The other man, however, wouldn’t even approach the alter. Jesus said he stood at a distance, refusing to lift his eyes up to heaven to address God directly.  This man was not going through the motions as I would imagine, he was feeling quite emotional. He beat against his chest with his fist, very aware of his need for God as he begged, “God, be merciful to me, the sinner!” (Luke 18:13b, NASB). 

Jesus said it was this man and not the first who left that temple having been made right with God.

The ending of this story was a shocker to Jesus’ audience. God didn’t justify the religious leader of the Jewish people who had fasted and tithed, but the tax collector for the Roman government who’d stolen from God’s people. Why? 

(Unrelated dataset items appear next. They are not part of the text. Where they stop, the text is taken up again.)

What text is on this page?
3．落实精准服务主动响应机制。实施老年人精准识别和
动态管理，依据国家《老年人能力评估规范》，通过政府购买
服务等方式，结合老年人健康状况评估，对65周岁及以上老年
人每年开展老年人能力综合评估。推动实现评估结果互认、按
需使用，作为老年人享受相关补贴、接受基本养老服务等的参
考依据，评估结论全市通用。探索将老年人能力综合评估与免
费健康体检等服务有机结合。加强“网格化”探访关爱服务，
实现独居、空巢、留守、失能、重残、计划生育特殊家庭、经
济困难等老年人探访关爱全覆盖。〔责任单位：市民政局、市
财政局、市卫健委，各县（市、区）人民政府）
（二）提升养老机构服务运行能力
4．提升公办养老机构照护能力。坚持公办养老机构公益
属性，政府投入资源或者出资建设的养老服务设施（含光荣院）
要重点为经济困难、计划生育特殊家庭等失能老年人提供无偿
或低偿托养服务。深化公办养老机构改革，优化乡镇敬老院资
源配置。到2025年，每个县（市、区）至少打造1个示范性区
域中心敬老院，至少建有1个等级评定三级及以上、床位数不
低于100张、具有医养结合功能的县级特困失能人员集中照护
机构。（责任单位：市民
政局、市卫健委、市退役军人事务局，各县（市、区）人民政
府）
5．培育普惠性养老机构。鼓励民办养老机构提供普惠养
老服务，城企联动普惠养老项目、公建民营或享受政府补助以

Because good actions are never enough to save our souls from the sins we commit. We need grace. And notice that the tax collector was the only one of the two who actually acknowledged he had sinned and asked to be forgiven. 
The lesson in their story remindes me of God's words in Hosea 6:6, "I want you to show love, not offer sacrifices. I want you to know me more than I want burnt offerings." (NLT)
If we're honest, often we just want to ignore our sin until we can forget about it. Pretend it isn't there, because we feel shameful when we face it. But shame has a way of building up and clouding the complexion of our hearts.
We become mired in the notion that who we are or what we’ve done is so bad that God can’t or won’t forgive us. There is nothing biblical about that – God delights in forgiving repentant sinners! We simply ask with genuine sorrow for the sin and with faith that He will cleanse it.
"Let us go right into the presence of God with sincere hearts fully trusting him. For our guilty consciences have been sprinkled with Christ's blood to make us clean, and our bodies have been washed with pure water."  (Hebrews 10:22, NLT)
Once we are in Christ, our salvation doesn't depend on confession of every sin. But I strongly beleive our spiritual vitality can.

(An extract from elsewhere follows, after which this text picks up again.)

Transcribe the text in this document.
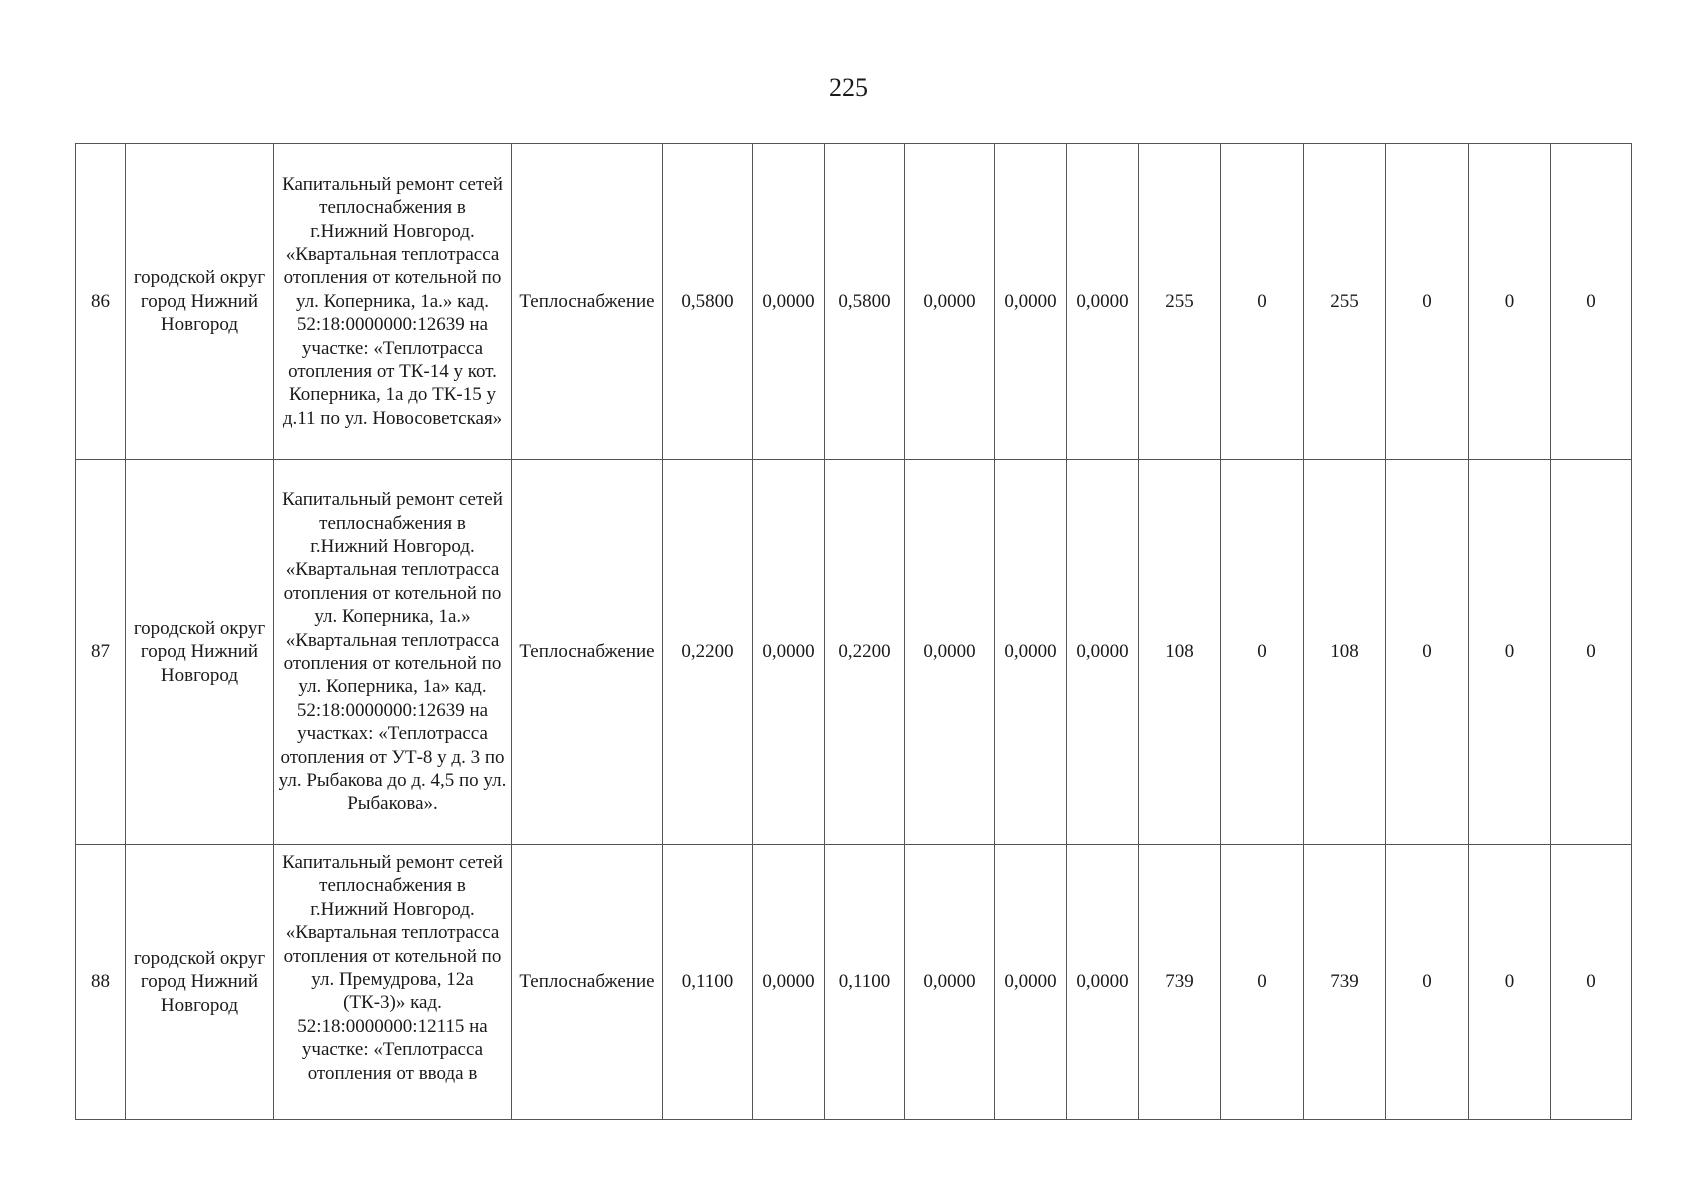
225
86	городской округ город Нижний Новгород	Капитальный ремонт сетей теплоснабжения в г.Нижний Новгород. «Квартальная теплотрасса отопления от котельной по ул. Коперника, 1а.» кад. 52:18:0000000:12639 на участке: «Теплотрасса отопления от ТК-14 у кот. Коперника, 1а до ТК-15 у д.11 по ул. Новосоветская»	Теплоснабжение	0,5800	0,0000	0,5800	0,0000	0,0000	0,0000	255	0	255	0	0	0
87	городской округ город Нижний Новгород	Капитальный ремонт сетей теплоснабжения в г.Нижний Новгород. «Квартальная теплотрасса отопления от котельной по ул. Коперника, 1а.» «Квартальная теплотрасса отопления от котельной по ул. Коперника, 1а» кад. 52:18:0000000:12639 на участках: «Теплотрасса отопления от УТ-8 у д. 3 по ул. Рыбакова до д. 4,5 по ул. Рыбакова».	Теплоснабжение	0,2200	0,0000	0,2200	0,0000	0,0000	0,0000	108	0	108	0	0	0
88	городской округ город Нижний Новгород	Капитальный ремонт сетей теплоснабжения в г.Нижний Новгород. «Квартальная теплотрасса отопления от котельной по ул. Премудрова, 12а (ТК-3)» кад. 52:18:0000000:12115 на участке: «Теплотрасса отопления от ввода в	Теплоснабжение	0,1100	0,0000	0,1100	0,0000	0,0000	0,0000	739	0	739	0	0	0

Confession washes the grime of shame from a believer's heart, restoring her spiritual complexion to a sparkling status. And allowing her to better see God.


  1. My spiritual life completely changed when I started being more direct with my confessions to God in prayer. I used to think if I pretended my mistakes weren't there, He couldn't see them. Bringing them to Him one by one has made my relationship with Christ more intimate, whether I talk to Him about the little or the huge sins in my life. Love this post!

    1. Thanks so much for that testimonial, Tamara. Good stuff!